Special Report
Federal Opinion

Too Many Carrots, Too Many Sticks

By Arthur H. Camins — June 23, 2010 6 min read
  • Save to favorites
  • Print

Under the leadership of U.S. Secretary Arne Duncan, the federal Department of Education has achieved a remarkably high level of policy consistency. From its application guidelines for Race to the Top, Investing in Innovation, Teacher Incentive Fund, and Title I School Improvement grants, to the proposed blueprint for the reauthorization of the Elementary and Secondary Education Act, the department has chosen to address the challenge of improving persistently low-achieving schools by means of externally imposed competition, rewards for success, and prescriptive dictates to correct insufficient progress.

Unfortunately, these strategies constitute superficial and short-term approaches to complex and enduring problems. Gaps in student performance associated with race and socioeconomic status have persisted for decades precisely because they do not respond to simple solutions. Therefore, we should cease funding “get smart quick” proposals. Instead, we need to invest in cultivating the capacity of educators in each school. To do so, we need to develop the content-specific pedagogical knowledge of our teachers and principals. We need to help them create school-based learning communities that build common commitment to continuous long-term improvement and provide time for professional collaboration and growth, drawing upon the best expertise and latest research. We need to rethink and restructure teacher preparation and teacher induction. We need to comprehensively support students’ social and emotional needs and the provision of health services. That would be money well spent.
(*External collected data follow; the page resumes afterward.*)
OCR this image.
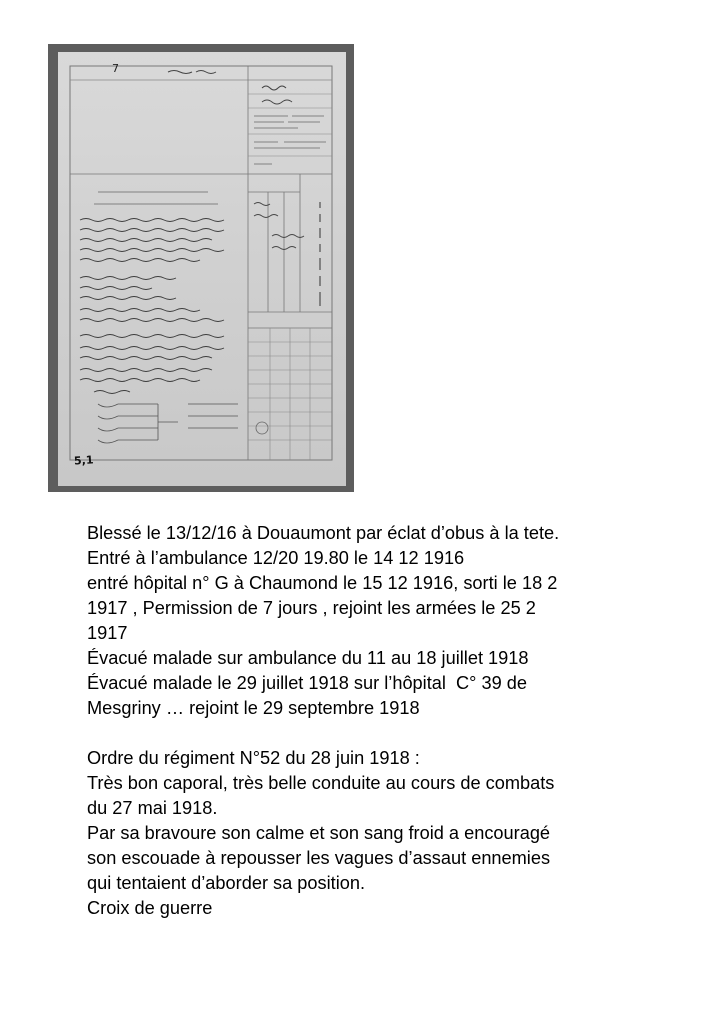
7
5,1

Blessé le 13/12/16 à Douaumont par éclat d’obus à la tete.

Entré à l’ambulance 12/20 19.80 le 14 12 1916

entré hôpital n° G à Chaumond le 15 12 1916, sorti le 18 2

1917 , Permission de 7 jours , rejoint les armées le 25 2

1917

Évacué malade sur ambulance du 11 au 18 juillet 1918

Évacué malade le 29 juillet 1918 sur l’hôpital  C° 39 de

Mesgriny … rejoint le 29 septembre 1918

Ordre du régiment N°52 du 28 juin 1918 :

Très bon caporal, très belle conduite au cours de combats

du 27 mai 1918.

Par sa bravoure son calme et son sang froid a encouragé

son escouade à repousser les vagues d’assaut ennemies

qui tentaient d’aborder sa position.

Croix de guerre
Regrettably, the Education Department’s spirit of urgency to address seemingly intractable problems is undermined by the fallacious reasoning behind its current policies. The issue is not that the department’s leaders in any way oppose the principles behind these more complex solutions. It is that they do not recognize that their unswerving reliance on carrot-and-stick responses actually undermines more nuanced approaches. There are four fundamental fallacies in the Education Department’s policies as they are now being applied to low-achieving schools.

Gaps in student performance associated with race and socioeconomic status have persisted for decades precisely because they do not respond to simple solutions. Therefore, we should cease funding “get smart quick” proposals.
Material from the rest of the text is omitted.